However, I do know that dramatic light events interest me very much as a painter. I love light raking across a zone, and area, be it a city block, grove of trees or still life, what have you. That morning I drove into the city on the way to school the light was so great that I just had to whip out my camera while driving and started snapping a zillion shots on the way down Market Street. I also feel strongly the better the photo the easier it is to work with the photo as a source for a painting. If you start with a photo with a great composition that starts you on the good path no matter what you do later or how much you use or discard from the photo. I should also go on record here as saying I have no issue with working from photos, some artists do, but I don't. My thinking and my way is to use the photo as the start but not the end and I draw from it as I would from life, I also work from multiple pictures when I can. All my years in comics and commercial art have given me plenty of experience working with photos so I think I can avoid the pitfalls the can bring. I am working for what works as a painting.
Later I went through the pictures and selected the ones that I thought worked best for making a good composition and painting.

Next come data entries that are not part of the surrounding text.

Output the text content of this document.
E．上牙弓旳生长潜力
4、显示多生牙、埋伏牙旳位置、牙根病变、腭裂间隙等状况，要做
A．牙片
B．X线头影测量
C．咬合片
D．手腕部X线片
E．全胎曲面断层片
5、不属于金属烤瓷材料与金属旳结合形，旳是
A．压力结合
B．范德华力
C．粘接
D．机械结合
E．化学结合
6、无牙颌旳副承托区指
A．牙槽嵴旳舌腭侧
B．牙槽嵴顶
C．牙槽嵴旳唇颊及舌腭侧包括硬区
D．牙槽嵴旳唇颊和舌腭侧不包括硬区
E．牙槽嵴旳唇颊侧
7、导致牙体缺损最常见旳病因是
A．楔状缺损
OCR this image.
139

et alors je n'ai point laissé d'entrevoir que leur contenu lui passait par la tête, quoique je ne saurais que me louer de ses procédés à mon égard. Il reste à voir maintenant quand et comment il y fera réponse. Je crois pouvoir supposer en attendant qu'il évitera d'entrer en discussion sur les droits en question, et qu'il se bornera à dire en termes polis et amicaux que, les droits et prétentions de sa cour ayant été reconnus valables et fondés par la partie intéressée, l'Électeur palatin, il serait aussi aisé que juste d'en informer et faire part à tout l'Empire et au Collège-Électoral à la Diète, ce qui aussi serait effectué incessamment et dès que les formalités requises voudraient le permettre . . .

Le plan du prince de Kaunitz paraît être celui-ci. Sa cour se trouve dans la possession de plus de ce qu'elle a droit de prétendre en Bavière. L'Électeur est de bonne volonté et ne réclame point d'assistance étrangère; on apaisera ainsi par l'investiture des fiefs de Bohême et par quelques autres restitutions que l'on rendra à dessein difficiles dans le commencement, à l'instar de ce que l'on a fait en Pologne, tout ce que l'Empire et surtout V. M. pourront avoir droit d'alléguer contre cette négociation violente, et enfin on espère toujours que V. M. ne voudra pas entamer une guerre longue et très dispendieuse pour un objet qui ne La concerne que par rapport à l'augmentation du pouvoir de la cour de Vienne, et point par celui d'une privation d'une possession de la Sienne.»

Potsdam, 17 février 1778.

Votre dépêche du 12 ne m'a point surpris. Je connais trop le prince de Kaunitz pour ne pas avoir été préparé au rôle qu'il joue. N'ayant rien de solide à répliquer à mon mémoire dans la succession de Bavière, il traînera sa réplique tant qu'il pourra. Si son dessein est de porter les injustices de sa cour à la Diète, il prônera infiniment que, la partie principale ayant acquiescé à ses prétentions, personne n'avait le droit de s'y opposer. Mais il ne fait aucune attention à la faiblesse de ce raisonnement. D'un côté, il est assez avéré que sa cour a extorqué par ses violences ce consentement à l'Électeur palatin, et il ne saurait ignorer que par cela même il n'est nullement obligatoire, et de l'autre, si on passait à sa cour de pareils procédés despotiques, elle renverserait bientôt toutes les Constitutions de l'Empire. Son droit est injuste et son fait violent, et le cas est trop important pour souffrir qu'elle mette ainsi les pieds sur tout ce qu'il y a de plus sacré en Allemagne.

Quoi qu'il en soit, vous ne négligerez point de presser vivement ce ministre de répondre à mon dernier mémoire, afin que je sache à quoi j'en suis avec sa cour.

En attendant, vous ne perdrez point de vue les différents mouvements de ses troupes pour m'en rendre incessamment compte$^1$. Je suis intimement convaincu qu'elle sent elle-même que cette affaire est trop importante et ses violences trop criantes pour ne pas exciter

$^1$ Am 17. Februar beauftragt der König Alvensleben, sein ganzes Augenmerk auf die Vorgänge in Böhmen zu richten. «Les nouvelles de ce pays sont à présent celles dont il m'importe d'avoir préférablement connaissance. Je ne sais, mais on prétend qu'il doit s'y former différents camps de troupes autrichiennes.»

The ones I shot at the corner of 52nd street and Market came out great and I thought the light event outside vs the underworld of the EL and the stores was great. Cool vs warm, light vs shadow and the riot of detail was seducing and would be a challenge. I also looked at the big shapes, the abstract shapes of the picture to see the strength of the composition and to see if I could push it, play with it and make it stronger, to not be a slave to the photo ref, but to use it as a reference but not an empirical source to slavishly copy. I had been studying artist like Rackshaw Downes and Richard Diebenkorn. Both men are great painters and have aspects to their work I admire, I admire Diebencorn's sense of design and composition and the fact he makes every corner and space vital and well considered. I enjoy his landscapes and the earlier the better, the later more abstract works don't interest me.
One of the weaknesses of a lot of painters is the bottom or edges of their paintings,sometimes they are just rushed off or not as considered-- they just trail off or suffer because the artist is so in love with just the center of interest that the outer realm of the paintings just doesn't get the love--- but a great painter makes every corner or edge as great or as considered as the primary interest of figure, etc., there is no lessening of the charge of a great painting from corner to corner.
This is one of the things my critics and I have discussed more this year as this is such an important part of painting. To consider everything. Everything is important. So I spent many hours in the past year studying my favorite painters and looking at the way they dealt with the corners and edges of their paintings. It did cause me to think about landscape painting in very different ways. Two of these artists were Richard Diebenkorn and Rackshaw Downes. The RD boys as I call them. Now I much more of a narrative realist than Diebenkorn, but maybe not as literal as Downes. I am searching and think I'd like some place in between where I can nail some things down and then allow some things to become more abstract and allow the viewer to participate, this of course is all a big flow, a big process that goes from one painting to the next as I explore these ideas in each work I do. I have learned one thing about myself as a painter--I have no desire to spend months on a single image like he does or years like Lopez Garcia or Downes. I think that would drive me bonkers and I'd just lose all interest.